The average selling price for homes has gone up from $767,801 in February 2018 to $780,397 in February 2019 as per reports. There was a drop of 2.4% in the sales figures of homes for the Greater Toronto Area overall according to TREB while the number of new home listings came down by roughly 6.2%. The new listing count touched 9,828 units for February 2019 which is lower than 10,473 units listed in February 2018. TREB has stated that overall conditions in the GTA real estate market are much tighter at the moment as compared to last year and this may be the reason behind the lower number of listings and slight drop in sales volumes.

However, resale home prices went up by 1.6% in the Toronto area on a year on year basis for February 2019 to touch $780,397 as an average for multiple home types in spite of factors like ice and snow accumulation which led to lower listings overall. This may also be a reason behind the lower sales figures as per several experts.

Other key market trends worth noting

There was tangible growth observed in case of the semi-detached home category and also for condos which continue to be hot property in the GTA real estate market. Prices of semi-detached homes went up by around 7.5% to touch $794,978 as a regional average mark. For the City of Toronto, the average price for semi-detached homes touched around $1 million as per reports. Prices also went up by 6.9% on a year on year basis for the condo segment with the regional average pricing going up to $555,986.

However, detached home unit sales volumes lowered by 9.4% in the City of Toronto as compared to sales figures increasing by 5.2% in the 905 zone based communities nearby. However, detached home prices came down by 2.4% throughout the entire region to touch an average of $963,618. The average pricing for a detached home in Toronto came down by 3.3% on a year on year basis to touch $1.2 million. There is more competition for homes in the City of Toronto with multiple offers being seen for single housing units and there are pre-emptive bids which are also tailored to spur sales prior to the date for the listed offer. There is a lot to do with snow being cleared off the grounds in the entire region as per several experts, after which the momentum will naturally pick up in the entire property market. Inventory levels may witness a steep jump in the near future and there are home inspections and consultations going on in full steam at the moment and everyone is reportedly awaiting the conclusion of the March break.

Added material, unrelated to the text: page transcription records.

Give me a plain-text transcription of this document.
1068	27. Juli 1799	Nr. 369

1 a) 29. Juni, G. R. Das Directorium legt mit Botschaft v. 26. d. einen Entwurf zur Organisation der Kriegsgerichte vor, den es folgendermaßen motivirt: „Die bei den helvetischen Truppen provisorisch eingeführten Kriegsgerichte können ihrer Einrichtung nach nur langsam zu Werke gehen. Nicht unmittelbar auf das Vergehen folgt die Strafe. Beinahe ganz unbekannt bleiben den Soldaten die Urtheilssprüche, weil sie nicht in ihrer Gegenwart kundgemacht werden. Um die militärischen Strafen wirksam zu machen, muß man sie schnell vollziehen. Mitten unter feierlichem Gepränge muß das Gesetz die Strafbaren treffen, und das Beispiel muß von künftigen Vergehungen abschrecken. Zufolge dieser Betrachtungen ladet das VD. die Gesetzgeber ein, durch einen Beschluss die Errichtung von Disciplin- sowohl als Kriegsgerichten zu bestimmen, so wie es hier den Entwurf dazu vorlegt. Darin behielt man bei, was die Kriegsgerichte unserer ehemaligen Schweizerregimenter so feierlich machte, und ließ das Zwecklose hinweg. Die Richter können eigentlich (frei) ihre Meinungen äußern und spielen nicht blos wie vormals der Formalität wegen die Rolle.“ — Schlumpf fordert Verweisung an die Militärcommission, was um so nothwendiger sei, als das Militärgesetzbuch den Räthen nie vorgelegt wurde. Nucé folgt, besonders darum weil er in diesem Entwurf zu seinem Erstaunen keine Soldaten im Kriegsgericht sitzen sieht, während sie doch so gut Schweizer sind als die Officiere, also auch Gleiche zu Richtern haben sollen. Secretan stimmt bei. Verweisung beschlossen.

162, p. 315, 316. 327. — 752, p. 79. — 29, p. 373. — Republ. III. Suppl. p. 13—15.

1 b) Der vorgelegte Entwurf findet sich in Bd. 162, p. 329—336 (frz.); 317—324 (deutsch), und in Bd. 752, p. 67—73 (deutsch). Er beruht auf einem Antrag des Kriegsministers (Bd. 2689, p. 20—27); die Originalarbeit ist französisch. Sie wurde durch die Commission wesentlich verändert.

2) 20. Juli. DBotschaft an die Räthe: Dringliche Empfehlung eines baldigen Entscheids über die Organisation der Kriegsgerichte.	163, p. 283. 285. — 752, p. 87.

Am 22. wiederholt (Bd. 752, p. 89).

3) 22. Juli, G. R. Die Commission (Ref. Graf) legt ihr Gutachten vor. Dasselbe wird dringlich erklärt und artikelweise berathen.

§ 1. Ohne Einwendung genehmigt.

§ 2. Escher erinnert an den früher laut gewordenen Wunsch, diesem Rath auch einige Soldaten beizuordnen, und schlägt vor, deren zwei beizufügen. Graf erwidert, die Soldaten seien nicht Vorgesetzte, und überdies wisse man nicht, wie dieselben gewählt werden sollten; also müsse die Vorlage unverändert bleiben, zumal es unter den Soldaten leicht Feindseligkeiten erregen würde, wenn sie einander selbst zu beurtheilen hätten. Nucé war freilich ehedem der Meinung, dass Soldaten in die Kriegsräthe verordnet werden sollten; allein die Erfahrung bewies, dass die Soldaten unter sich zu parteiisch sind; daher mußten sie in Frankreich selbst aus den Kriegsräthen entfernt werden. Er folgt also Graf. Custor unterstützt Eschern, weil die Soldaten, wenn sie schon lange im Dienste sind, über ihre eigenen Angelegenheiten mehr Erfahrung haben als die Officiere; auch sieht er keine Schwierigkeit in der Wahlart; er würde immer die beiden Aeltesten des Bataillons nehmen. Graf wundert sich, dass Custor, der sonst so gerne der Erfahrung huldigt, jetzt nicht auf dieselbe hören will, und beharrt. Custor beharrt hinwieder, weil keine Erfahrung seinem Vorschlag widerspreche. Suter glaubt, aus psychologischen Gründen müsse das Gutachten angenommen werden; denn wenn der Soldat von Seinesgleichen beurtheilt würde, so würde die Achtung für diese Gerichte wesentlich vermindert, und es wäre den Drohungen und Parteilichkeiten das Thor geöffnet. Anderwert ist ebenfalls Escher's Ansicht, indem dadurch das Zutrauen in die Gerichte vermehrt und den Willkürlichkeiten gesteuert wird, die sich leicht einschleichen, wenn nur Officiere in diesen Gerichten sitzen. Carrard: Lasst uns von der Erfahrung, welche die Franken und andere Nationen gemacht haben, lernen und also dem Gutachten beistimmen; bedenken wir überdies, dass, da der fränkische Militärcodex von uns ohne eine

There should also be a major increase in the buyer count since many people have been waiting it out to see whether prices will come down or not and they are now accepting the fact that this will not be happening as per expectations. Several buyers, according to experts, have also gained more confidence with no further increases in the rates of interest. In the meantime, property sellers are also accepting the fact that 3-5% annual increases are par for the course now in this real estate market as compared to increases in the double digits. There are now people who are selling homes based on several lifestyle factors. There are several people who are now deciding to renovate homes and reside within a 5-6 block radius from their current residences. These are people who are selling homes in larger numbers at present according to experts.

There are several buyers with ample disposable income to afford properties in downtown Toronto. Experts have also stated that in case the budget witnesses an extension of amortization durations to 30 years from 25 years, there will be a larger number of first-time homebuyers seen in the market and due to the subsequent higher sales volumes, prices may eventually increase in the entry level price band of roughly $700,000. This is the best performing market segment as per experts and once homes cross the $1 million threshold, they pose an entry barrier to first-time homebuyers according to them.

Growing costs in premier neighbourhoods are also a factor worth considering with several buyers moving towards neighbourhoods which are comparatively affordable. For instance, many buyers are looking at properties to the eastern zone of Victoria Park which are comparatively affordable than the western half. Bungalows located at East York are also comparatively more affordable as per experts than bungalows located at Scarborough. TREB has also stated that vacancy rates hover around 1% in the GTA (Greater Toronto Area). TREB has also stated that rentals for apartments on the MLS (Multiple Listing Service) have gone up by 8.1% to stand at $2145 as an average for a one-bedroom. Two-bedroom rentals have increased by 7.4% on a year to date basis to touch an average figure of $2,810 according to reports.